TimelyDataflow / differential-dataflow

An implementation of differential dataflow using timely dataflow on Rust.
MIT License
2.55k stars 183 forks source link

Relax requirements of `Diff` #84

Open frankmcsherry opened 6 years ago

frankmcsherry commented 6 years ago

The Diff trait constraints the types "differences" that differential dataflow updates can use. It currently corresponds to an Abelian group, which is something that can be added, has an inverse, and satisfies associativity and commutativity.

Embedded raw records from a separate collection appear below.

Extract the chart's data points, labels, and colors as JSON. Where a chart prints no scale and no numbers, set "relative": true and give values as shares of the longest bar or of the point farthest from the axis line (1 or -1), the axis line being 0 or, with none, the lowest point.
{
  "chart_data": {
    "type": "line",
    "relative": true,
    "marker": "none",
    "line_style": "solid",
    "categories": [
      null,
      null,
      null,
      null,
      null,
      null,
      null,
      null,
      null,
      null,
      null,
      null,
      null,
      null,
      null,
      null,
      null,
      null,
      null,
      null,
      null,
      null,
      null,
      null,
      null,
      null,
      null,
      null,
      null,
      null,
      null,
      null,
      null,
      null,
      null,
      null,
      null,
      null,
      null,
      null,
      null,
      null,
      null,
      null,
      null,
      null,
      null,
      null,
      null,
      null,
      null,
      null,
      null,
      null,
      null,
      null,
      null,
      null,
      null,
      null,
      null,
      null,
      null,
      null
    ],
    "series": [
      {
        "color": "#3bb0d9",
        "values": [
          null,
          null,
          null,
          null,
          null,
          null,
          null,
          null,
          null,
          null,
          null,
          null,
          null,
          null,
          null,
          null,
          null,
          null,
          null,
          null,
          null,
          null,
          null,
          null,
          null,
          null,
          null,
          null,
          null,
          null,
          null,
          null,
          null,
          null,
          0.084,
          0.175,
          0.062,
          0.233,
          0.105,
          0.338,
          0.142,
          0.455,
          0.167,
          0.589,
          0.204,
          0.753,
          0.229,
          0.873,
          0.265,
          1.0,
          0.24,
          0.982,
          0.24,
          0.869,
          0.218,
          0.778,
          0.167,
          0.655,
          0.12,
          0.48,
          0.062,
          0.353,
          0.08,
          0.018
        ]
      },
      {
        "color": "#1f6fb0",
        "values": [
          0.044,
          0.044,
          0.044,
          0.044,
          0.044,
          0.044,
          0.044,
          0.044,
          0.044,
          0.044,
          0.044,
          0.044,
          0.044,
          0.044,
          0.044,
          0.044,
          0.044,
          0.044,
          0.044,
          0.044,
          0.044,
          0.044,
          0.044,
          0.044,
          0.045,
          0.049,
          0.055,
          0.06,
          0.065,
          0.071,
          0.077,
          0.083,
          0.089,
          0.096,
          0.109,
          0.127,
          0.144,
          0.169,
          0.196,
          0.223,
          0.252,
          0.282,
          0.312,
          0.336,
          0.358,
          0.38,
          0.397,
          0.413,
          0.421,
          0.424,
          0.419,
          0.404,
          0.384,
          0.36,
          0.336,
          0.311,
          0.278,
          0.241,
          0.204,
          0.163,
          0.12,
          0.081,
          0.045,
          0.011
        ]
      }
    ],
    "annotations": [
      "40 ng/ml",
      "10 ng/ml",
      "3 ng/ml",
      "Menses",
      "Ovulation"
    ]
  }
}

This property is great in that operators consuming such differences as inputs can produce such differences as outputs. In general, operators like group need the flexibility to subtract, and we have not great information about the order of accumulation (we could try harder here, but there are some semantic issues iirc).

At the same time, some operators do not need to negate records, for example join. As well as operators like map, filter, concat, and such. It would seem such operators could use a less restrictive requirement, in particular they may not require inversion.

Removing the requirement of inversion would allow differential dataflow to express monotonic computations more clearly, in their type: if a record may only be added and never removed, this can be reflected in the type () which simply doesn't have an inverse (nor a zero, perhaps?). If a maximization or minimization can only move in one direction, we need not support full retractions, and combined with the type information the consumer can know that it should never expect such.

Both inputs and outputs can reflect this type information, and we could know that a collection at any point is monotonic or not, and if appropriate specialize the implementation.

It seems that many of the internal accumulation strategies could still apply even without inverses, as the rules of accumulation merge the results without negation (reflecting an opportunity we are ignoring). We may want to understand whether we require a Zero associated value, which is what allows us to discard fully ineffective updates, but for many monotonic quantities you simply can't achieve this anyhow (i.e. no retraction).

frankmcsherry commented 6 years ago

Lightly related to this, we could consider how we want to represent traits like Add, which is currently just Rust's Add trait. However, there are several reasons why this might suck.

We already have a notion of "zero", which is the absence of an update. There are some situations where we might not want to encode zero as a value, mostly where we would have a zero-sized type if we did not. Consider

  1. The two element group { 0, 1 } where each "update" flips the bit, allowing us to track parity of elements, and probably do a fine job representing set-valued things. If we need to have an i8 here to encode the data, that is fundamentally different than having a (), which we could do. However, if we need to be able to represent 0 as an element, we are in trouble.

  2. Similarly, we could imagine an append-only unary encoding, where the update () just means "one more of this". There isn't a zero value, and we wouldn't want to have to write one down.

Both of these suggest that using Rust's Add trait might not be great, because it is obliged to produce one element of the corresponding type, where "one" is limited in two ways: it cannot be none, and it cannot be a few.

The first example above suggests that if add returned an Option<()> we could use a ZST for the type. The second example above suggests that if add returned an Iterator<Item=()> we could use a ZST without "losing" updates. Together, they kind of suggest that if we returned an iterator over non-zero updates, we could use smaller types in these cases.

Such a change could also have positive implications for other small types; if we use i8 for updates then while they are mostly correct, instead of overflowing we could "add" 50i8, 51i8, 52i8 into the sequence 127i8 and 26i8, essentially doing arbitrary precision arithmetic. I don't know that this is a good idea, but it could now be up to the implementor to decide.

A downside of this approach is that it could introduce more branches all over the place, even for folks who want to use the standard isize sort of differences. I think if we are careful to implement the defaults with e.g. something that always produces Some(x + y) then LLVM can optimize out the branching (it seems to for other cases), but there will probably need to be corresponding complexity in the trace management logic, and elsewhere we might have assumed that only one diff exists for each time.

frankmcsherry commented 6 years ago

Note: the hopes of general use of ZST seems complicated by e.g. tuples, where we would want (T1: Diff, T2: Diff) to implement Diff, but it becomes complicated to represent e.g. (0, +5) if 0 does not have a representation in the type. We could consider a more rich trait system with Zeroable or somesuch, and tuples could implement Diff for (T1: Diff+Zeroable, T2: Diff+Zeroable).

frankmcsherry commented 6 years ago

Other potential issues (who know math could be so complicated?): Operators like join need to have some distributive property, and this can be awkward as well. Consider a ZST for { 0, 1 } joining against any other group:

1 * x + 1 * x = (1 + 1) * x = 0

is I guess what should happen. But, we have a hard time distinguishing this from

1 * x + 1 * y + 1 * (x-y)

which probably should accumulate to 1 * (x + x). So confusing, maybe not worth understanding.